Yount W J, Seligmann M, Hong R, Good R, Kunkel H G
J Clin Invest. 1970 Nov;49(11):1957-66. doi: 10.1172/JCI106415.
Analysis of immunoglobulin classes, gammaG subgroups, and Gm genetic markers from 59 patients with various types of immune deficiencies was undertaken to assess the function of the several cistrons concerned with synthesis of gamma globulins. 13 patients including two sibling pairs were found to have gammaG subgroup imbalances. All of these patients had non sex-linked disease. 11 of the 13 had preponderance of the gammaG3 subgroup. In most instances of gammaG3 preponderance it was the Gm(b) type of gammaG3 that was selectively retained; the Gm(g) type, controlled by the allelic gene was markedly depressed but not absent in the cases where it could be studied. Other imbalances, either seen concomitantly with gammaG3 preponderance or independently, included predominance of the gammaG2 subgroup and selective absence of single gammaG subgroups.One family was encountered with probable structural gene abnormalities in the autosomal Gm loci.

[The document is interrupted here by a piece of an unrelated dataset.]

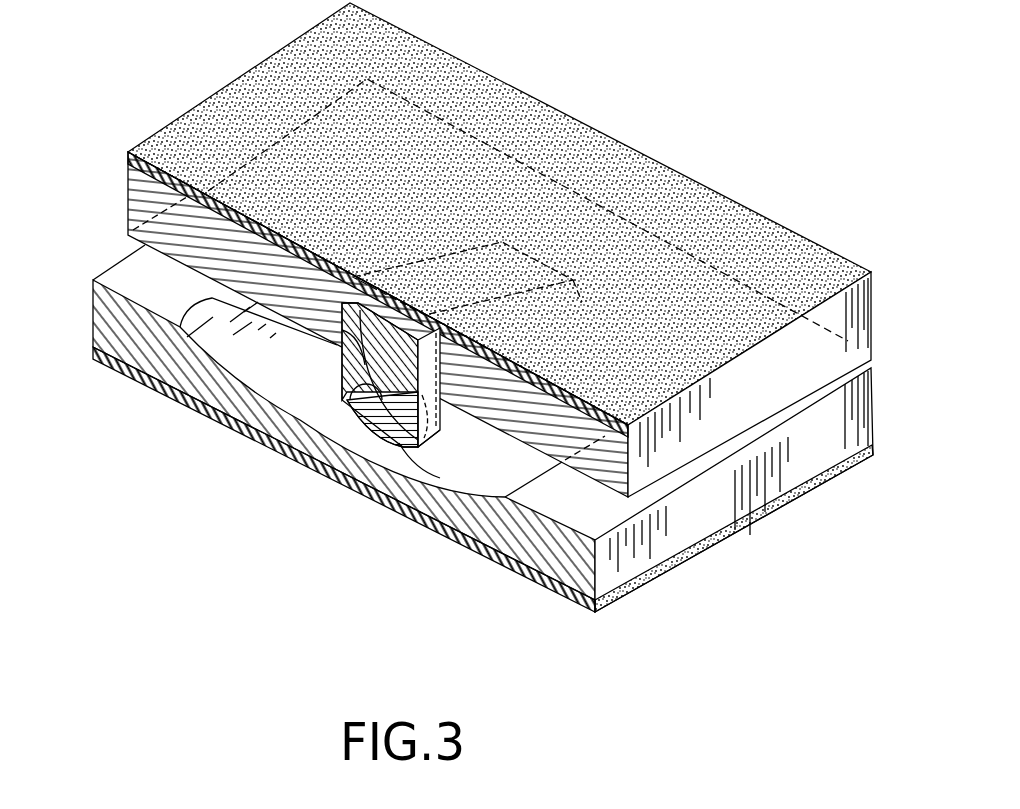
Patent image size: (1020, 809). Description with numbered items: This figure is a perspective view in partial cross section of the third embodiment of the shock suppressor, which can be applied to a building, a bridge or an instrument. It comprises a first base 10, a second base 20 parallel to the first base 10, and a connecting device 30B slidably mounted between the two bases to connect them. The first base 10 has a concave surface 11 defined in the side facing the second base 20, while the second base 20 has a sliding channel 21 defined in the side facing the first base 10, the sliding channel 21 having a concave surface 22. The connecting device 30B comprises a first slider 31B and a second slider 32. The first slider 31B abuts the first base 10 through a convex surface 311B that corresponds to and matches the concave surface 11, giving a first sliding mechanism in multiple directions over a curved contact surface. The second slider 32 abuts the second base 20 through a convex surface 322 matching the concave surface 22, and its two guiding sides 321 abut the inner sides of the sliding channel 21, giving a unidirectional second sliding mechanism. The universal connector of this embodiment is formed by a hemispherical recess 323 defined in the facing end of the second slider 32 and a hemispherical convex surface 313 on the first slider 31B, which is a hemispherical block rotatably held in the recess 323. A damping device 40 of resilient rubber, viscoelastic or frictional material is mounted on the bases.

Both parents had different abnormal gene complexes detectable by absence of specific Gm markers and the propositus received both types from the parents. Similar gene complexes have been seen previously in rare instances through population screening but only in the heterozygous state and were not associated with clinically evident hypogammaglobulinemia. Of several other families of patients with subgroup imbalance, two were informative in that structural gene defects could be excluded. Studies on 22 first degree relatives of patients with subgroup imbalances indicated that the most common abnormality detected was in gammaA which was absent in 3 and markedly decreased in 2 others; other abnormalities included decreased levels of specific genetic types of gammaG globulin. It is concluded that gammaG subgroup imbalances are frequently found in non sex-linked immunoglobulin deficiency disorders and in some instances may be associated with family abnormalities suggesting either regulator or structural gene defects.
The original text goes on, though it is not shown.